It didn’t.
It had just been hot enough to get under his skin.
Connections like that… They were best left unromanticized.
Sex was sex. Nothing more.
“Wow!” Lila walked into the barn, her voice echoing off the rafters. “This place looks great.”
They had their tables and chairs set up, with rustic linen over the top. They had five linen options for their wedding guests, and for this event, they had chosen cream-colored tablecloths with plaid accents underneath. There were rustic lanterns on the tables, something that Walker said was the pioneer package. That was something he should probably know more about, and Walker had ranted at him about it extensively, but he always zoned out when things got too granular into the aesthetics of it all.

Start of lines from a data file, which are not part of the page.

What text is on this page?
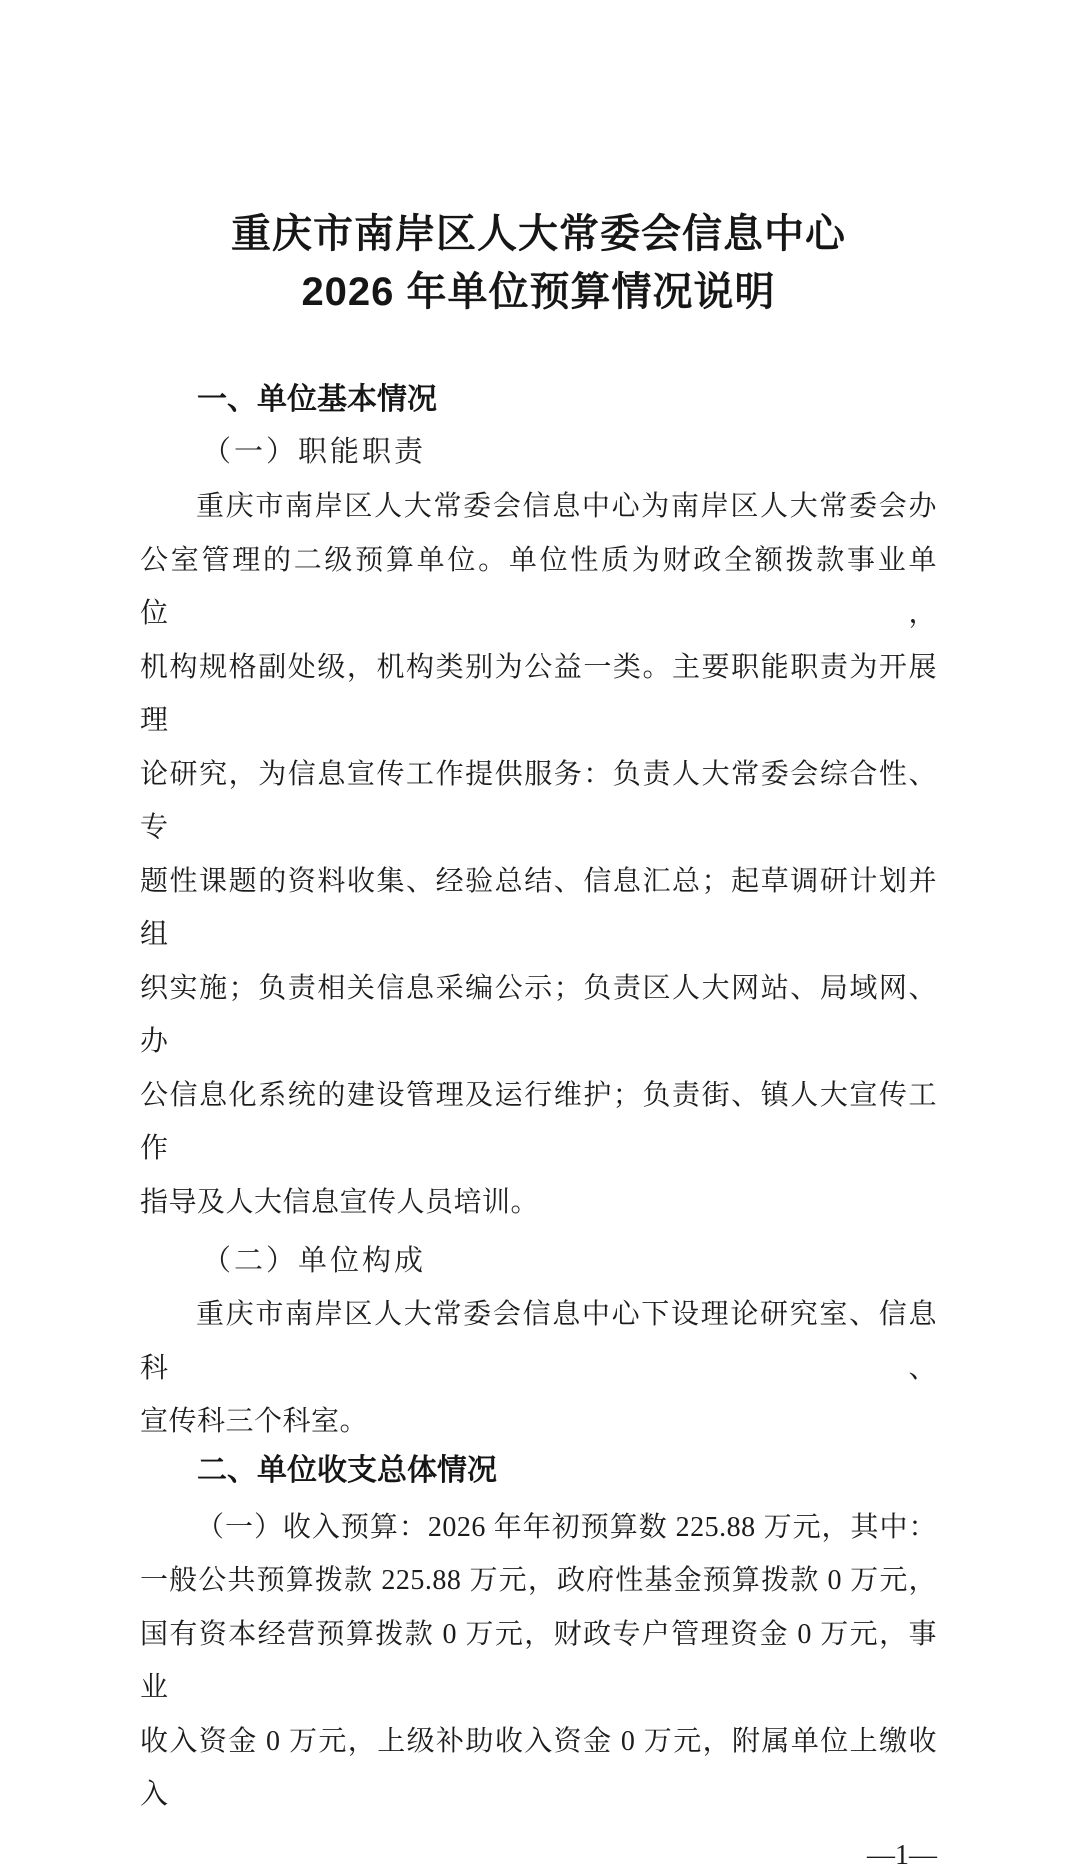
重庆市南岸区人大常委会信息中心
2026 年单位预算情况说明
一、单位基本情况
（一）职能职责
重庆市南岸区人大常委会信息中心为南岸区人大常委会办
公室管理的二级预算单位。单位性质为财政全额拨款事业单位，
机构规格副处级，机构类别为公益一类。主要职能职责为开展理
论研究，为信息宣传工作提供服务：负责人大常委会综合性、专
题性课题的资料收集、经验总结、信息汇总；起草调研计划并组
织实施；负责相关信息采编公示；负责区人大网站、局域网、办
公信息化系统的建设管理及运行维护；负责街、镇人大宣传工作
指导及人大信息宣传人员培训。
（二）单位构成
重庆市南岸区人大常委会信息中心下设理论研究室、信息科、
宣传科三个科室。
二、单位收支总体情况
（一）收入预算：2026 年年初预算数 225.88 万元，其中：
一般公共预算拨款 225.88 万元，政府性基金预算拨款 0 万元，
国有资本经营预算拨款 0 万元，财政专户管理资金 0 万元，事业
收入资金 0 万元，上级补助收入资金 0 万元，附属单位上缴收入
—1—
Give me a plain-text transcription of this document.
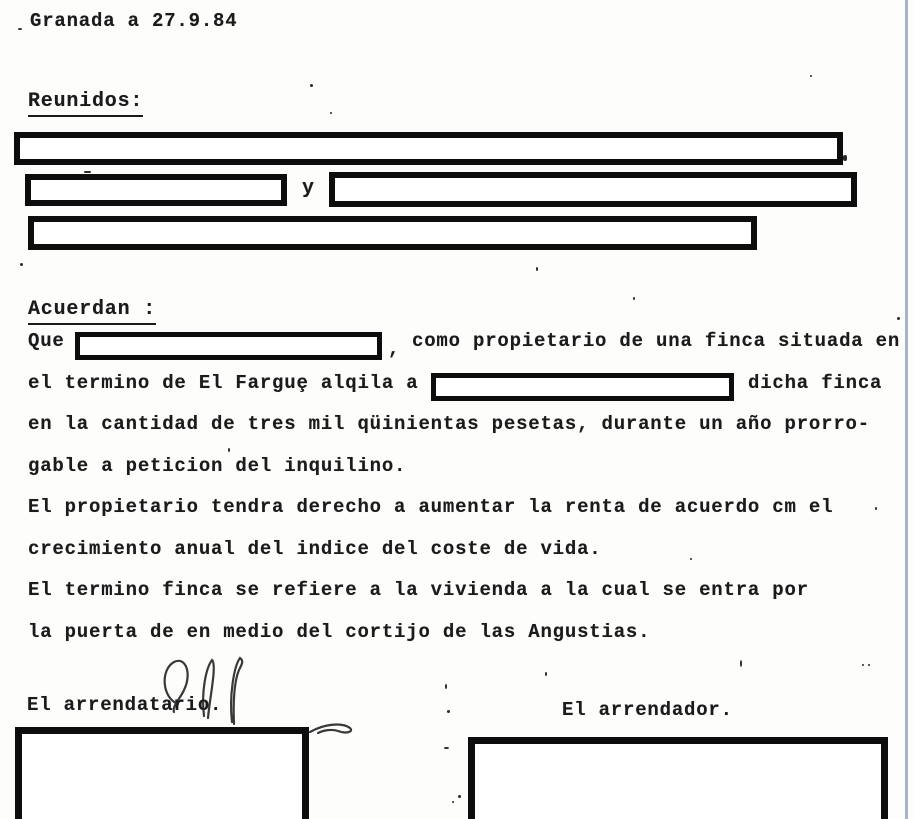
Granada a 27.9.84
Reunidos:
y
Acuerdan :
Que	, como propietario de una finca situada en
el termino de El Farguȩ alqila a	dicha finca
en la cantidad de tres mil qüinientas pesetas, durante un año prorro-
gable a peticion del inquilino.
El propietario tendra derecho a aumentar la renta de acuerdo cm el
crecimiento anual del indice del coste de vida.
El termino finca se refiere a la vivienda a la cual se entra por
la puerta de en medio del cortijo de las Angustias.
El arrendatario.	El arrendador.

He cared about that. But, not really on that level.
The design of the hotel was one thing. Linens were another.
“You can thank Walker for that,” Cody said.
“I won’t,” Lila said cheerfully.
“Feral,” Nolan muttered, stepping into the barn.
“Talking about yourself?” Lila asked.
“Sure, sprout,” he said.
“Sprout up your –”
“Everybody has to be on their best behavior tonight.” Zane chose that moment to walk into the barn. “Including you, ZB. You might want to practice smiling.”
Zane grunted and crossed his arms over his chest. “No thanks. Place looks good, though.”
“I’m surprised you showed up,” Walker said.
“I’m part of this,” Zane said.
A man of few words, as always, he didn’t expand on that.
But, forty-five minutes later, when guests started to filter in, he was almost sure that he saw Zane checking the door repeatedly.
He wondered who he was looking for. When Cody wasn’t checking the door for Marlowe, he wondered, anyway.
He knew that he couldn’t be doing that. He had to make his way around the room, talk to everybody. Make sure that he introduced himself. The bigger Painted Ridge got, the less personal it all felt, and he wanted it to feel personal.
This was his… It was his functional revenge plan, really. Make himself rich enough off the place his dead, deadbeat dad had left him.
As revenge plots went, it wasn’t exactly the most spiteful, he supposed. But what he wasn’t going to do was cut his nose off in an effort to hurt a dead man. Or something like that.
He just wanted to prove that he was better. That he was the best.
He had done that in the rodeo. He would do it here. Nothing else mattered. Not even how good it felt to kiss Marlowe. How soft her skin had felt underneath his hands.
That was a distraction. Nothing more.
The barn was mostly full, staff and their loved ones eating and drinking and laughing.
“Does the food pass muster?” He asked Walker quietly.
“It’s great,” Walker said. “So I feel really confident moving forward with this caterer for the weddings.”